As a child in the 1980s, I went to very good Sunday school each week. But suddenly the other kids in my Sunday school class started disappearing from church. And over a period of a couple of years, the group went from sizeable and thriving to just two of us.
Over the same period, the church contracted from 120 people to 50 as many of the adults were losing their heads over some theological argument.
But in Titus 3, Paul urges churches to avoid pointless quarrels. To be clear, there’s nothing wrong with healthy persuasion and attempts to develop more advanced understandings of the Bible. He writes (CSB):
But avoid foolish debates, genealogies, quarrels, and disputes about the law, because they are unprofitable and worthless. Reject a divisive person after a first and second warning. For you know that such a person has gone astray and is sinning; he is self-condemned.
Two items there need unpacking. The first is Paul’s reference to “genealogies”.
According to BibleRef:
This sounds like an odd point, but certain false teachers took great pride in proving that they were direct descendants of Abraham. Yet God is not concerned with who one’s parents are—He is concerned about our salvation. Titus was a Gentile and had no Jewish lineage. Instead of comparing family history, Titus is to preach the good news of Christ.
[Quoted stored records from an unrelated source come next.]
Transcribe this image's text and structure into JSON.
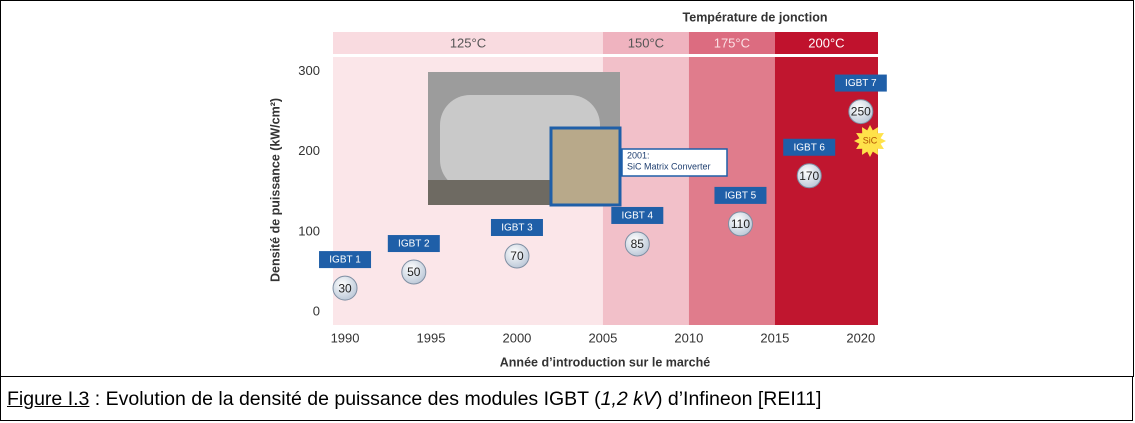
{
  "chart_data": {
    "type": "scatter",
    "band_title": "Température de jonction",
    "bands": [
      {
        "label": "125°C",
        "start": 1990,
        "end": 2005,
        "color": "#fbe6e9",
        "header_color": "#f9dbe0",
        "text_color": "#555555"
      },
      {
        "label": "150°C",
        "start": 2005,
        "end": 2010,
        "color": "#f2c0c9",
        "header_color": "#efb3bf",
        "text_color": "#555555"
      },
      {
        "label": "175°C",
        "start": 2010,
        "end": 2015,
        "color": "#e07c8c",
        "header_color": "#dc6c80",
        "text_color": "#fbe0e4"
      },
      {
        "label": "200°C",
        "start": 2015,
        "end": 2021,
        "color": "#c0162f",
        "header_color": "#c0122d",
        "text_color": "#ffffff"
      }
    ],
    "y_label": "Densité de puissance (kW/cm²)",
    "x_label": "Année d’introduction sur le marché",
    "x": [
      1990,
      1994,
      2000,
      2007,
      2013,
      2017,
      2020
    ],
    "values": [
      30,
      50,
      70,
      85,
      110,
      170,
      250
    ],
    "point_labels": [
      "IGBT 1",
      "IGBT 2",
      "IGBT 3",
      "IGBT 4",
      "IGBT 5",
      "IGBT 6",
      "IGBT 7"
    ],
    "label_color": "#1f5fa8",
    "xlim": [
      1989.3,
      2021
    ],
    "ylim": [
      -16,
      318
    ],
    "xticks": [
      1990,
      1995,
      2000,
      2005,
      2010,
      2015,
      2020
    ],
    "yticks": [
      0,
      100,
      200,
      300
    ],
    "annotation": [
      "2001:",
      "SiC Matrix Converter"
    ],
    "badge": "SiC"
  },
  "caption": {
    "figure": "Figure I.3",
    "text1": " : Evolution de la densité de puissance des modules IGBT (",
    "italic": "1,2 kV",
    "text2": ") d’Infineon  [REI11]"
  }
}
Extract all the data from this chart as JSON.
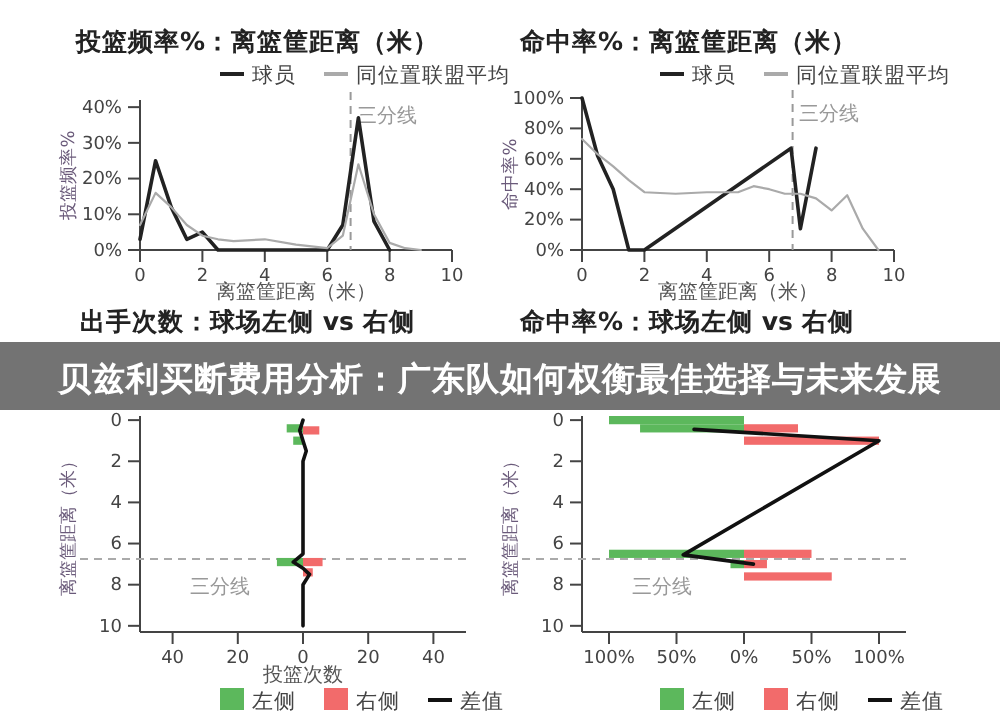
{
  "chart_data": [
    {
      "type": "line",
      "title": "投篮频率%：离篮筐距离（米）",
      "xlabel": "离篮筐距离（米）",
      "ylabel": "投篮频率%",
      "legend": "top",
      "marker": "none",
      "grid": false,
      "xlim": [
        0,
        10
      ],
      "xticks": [
        0,
        2,
        4,
        6,
        8,
        10
      ],
      "ylim": [
        0,
        42
      ],
      "yticks": [
        {
          "value": 0,
          "label": "0%"
        },
        {
          "value": 10,
          "label": "10%"
        },
        {
          "value": 20,
          "label": "20%"
        },
        {
          "value": 30,
          "label": "30%"
        },
        {
          "value": 40,
          "label": "40%"
        }
      ],
      "ref_lines": [
        {
          "axis": "x",
          "value": 6.75,
          "label": "三分线",
          "color": "#999999",
          "line_style": "dashed"
        }
      ],
      "annotations": [
        "贝兹利买断费用分析：广东队如何权衡最佳选择与未来发展"
      ],
      "series": [
        {
          "name": "球员",
          "color": "#222222",
          "x": [
            0,
            0.5,
            1,
            1.5,
            2,
            2.5,
            6,
            6.5,
            7,
            7.5,
            8
          ],
          "values": [
            3,
            25,
            12,
            3,
            5,
            0,
            0,
            7,
            37,
            8,
            0
          ]
        },
        {
          "name": "同位置联盟平均",
          "color": "#aaaaaa",
          "x": [
            0,
            0.5,
            1,
            1.5,
            2,
            2.5,
            3,
            4,
            5,
            6,
            6.5,
            7,
            7.5,
            8,
            8.5,
            9
          ],
          "values": [
            7,
            16,
            12,
            7,
            4,
            3,
            2.5,
            3,
            1.5,
            0.5,
            4,
            24,
            10,
            2,
            0.5,
            0
          ]
        }
      ]
    },
    {
      "type": "line",
      "title": "命中率%：离篮筐距离（米）",
      "xlabel": "离篮筐距离（米）",
      "ylabel": "命中率%",
      "legend": "top",
      "marker": "none",
      "grid": false,
      "xlim": [
        0,
        10
      ],
      "xticks": [
        0,
        2,
        4,
        6,
        8,
        10
      ],
      "ylim": [
        0,
        100
      ],
      "yticks": [
        {
          "value": 0,
          "label": "0%"
        },
        {
          "value": 20,
          "label": "20%"
        },
        {
          "value": 40,
          "label": "40%"
        },
        {
          "value": 60,
          "label": "60%"
        },
        {
          "value": 80,
          "label": "80%"
        },
        {
          "value": 100,
          "label": "100%"
        }
      ],
      "ref_lines": [
        {
          "axis": "x",
          "value": 6.75,
          "label": "三分线",
          "color": "#999999",
          "line_style": "dashed"
        }
      ],
      "series": [
        {
          "name": "球员",
          "color": "#222222",
          "x": [
            0,
            0.5,
            1,
            1.5,
            2,
            6.7,
            7,
            7.5
          ],
          "values": [
            100,
            62,
            40,
            0,
            0,
            67,
            14,
            67
          ]
        },
        {
          "name": "同位置联盟平均",
          "color": "#aaaaaa",
          "x": [
            0,
            0.5,
            1,
            1.5,
            2,
            3,
            4,
            5,
            5.5,
            6,
            6.5,
            7,
            7.5,
            8,
            8.5,
            9,
            9.5
          ],
          "values": [
            73,
            63,
            55,
            46,
            38,
            37,
            38,
            38,
            42,
            40,
            37,
            37,
            34,
            26,
            36,
            14,
            0
          ]
        }
      ]
    },
    {
      "type": "bar",
      "orientation": "horizontal",
      "stacked": true,
      "title": "出手次数：球场左侧 vs 右侧",
      "xlabel": "投篮次数",
      "ylabel": "离篮筐距离（米）",
      "legend": "bottom",
      "grid": false,
      "xlim": [
        -50,
        50
      ],
      "xticks": [
        {
          "value": -40,
          "label": "40"
        },
        {
          "value": -20,
          "label": "20"
        },
        0,
        20,
        40
      ],
      "ylim": [
        10.3,
        -0.2
      ],
      "yticks": [
        0,
        2,
        4,
        6,
        8,
        10
      ],
      "ref_lines": [
        {
          "axis": "y",
          "value": 6.75,
          "label": "三分线",
          "color": "#aaaaaa",
          "line_style": "dashed"
        }
      ],
      "series": [
        {
          "name": "左侧",
          "color": "#5cb85c",
          "x": [
            0.4,
            1,
            6.9
          ],
          "values": [
            -5,
            -3,
            -8
          ]
        },
        {
          "name": "右侧",
          "color": "#f26b6b",
          "x": [
            0.5,
            6.9,
            7.4
          ],
          "values": [
            5,
            6,
            3
          ]
        },
        {
          "name": "差值",
          "type": "line",
          "color": "#111111",
          "x": [
            0,
            0.5,
            1,
            1.5,
            2,
            2.5,
            3,
            4,
            5,
            6,
            6.5,
            6.9,
            7.2,
            7.5,
            8,
            9,
            10
          ],
          "values": [
            0,
            -1,
            0,
            1,
            0,
            0,
            0,
            0,
            0,
            0,
            0,
            -3,
            0,
            2,
            0,
            0,
            0
          ]
        }
      ]
    },
    {
      "type": "bar",
      "orientation": "horizontal",
      "stacked": true,
      "title": "命中率%：球场左侧 vs 右侧",
      "ylabel": "离篮筐距离（米）",
      "legend": "bottom",
      "grid": false,
      "xlim": [
        -120,
        120
      ],
      "xticks": [
        {
          "value": -100,
          "label": "100%"
        },
        {
          "value": -50,
          "label": "50%"
        },
        {
          "value": 0,
          "label": "0%"
        },
        {
          "value": 50,
          "label": "50%"
        },
        {
          "value": 100,
          "label": "100%"
        }
      ],
      "ylim": [
        10.3,
        -0.2
      ],
      "yticks": [
        0,
        2,
        4,
        6,
        8,
        10
      ],
      "ref_lines": [
        {
          "axis": "y",
          "value": 6.75,
          "label": "三分线",
          "color": "#aaaaaa",
          "line_style": "dashed"
        }
      ],
      "series": [
        {
          "name": "左侧",
          "color": "#5cb85c",
          "x": [
            0,
            0.4,
            6.5,
            7
          ],
          "values": [
            -100,
            -77,
            -100,
            -10
          ]
        },
        {
          "name": "右侧",
          "color": "#f26b6b",
          "x": [
            0.4,
            1,
            6.5,
            7,
            7.6
          ],
          "values": [
            40,
            100,
            50,
            17,
            65
          ]
        },
        {
          "name": "差值",
          "type": "line",
          "color": "#111111",
          "x": [
            0.45,
            1,
            6.55,
            7
          ],
          "values": [
            -37,
            100,
            -45,
            7
          ]
        }
      ]
    }
  ]
}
The second is “disputes about the law”. Here Paul touches on the difficult issue of how to square all that Old Testament teaching about Mosaic law, especially circumcision, and the fact that Jesus has displaced the need for it. In modern churches, there are those who have differing views as to how the Sabbath should be marked. Paul’s view is that we shouldn’t fall out over such things.
Two words that I often seen American Christian authors use, which represent the sentiment from Titus 3, are “winsome” and “irenic”. They’re used when making a theological position but when writers are conscious that they’re not trying to throw a metaphorical grenade at other Christians.
Notably, Paul uses the same chapter, both before and after his call to avoid rows, to talk about what Christians should be spending time on. Before, he refers to good words as “good and profitable for everyone” and after he talks of people devoting themselves “to good works for pressing needs, so that they will not be unfruitful”.
The New Testament calls us, as Christians, to make disciples and to help people.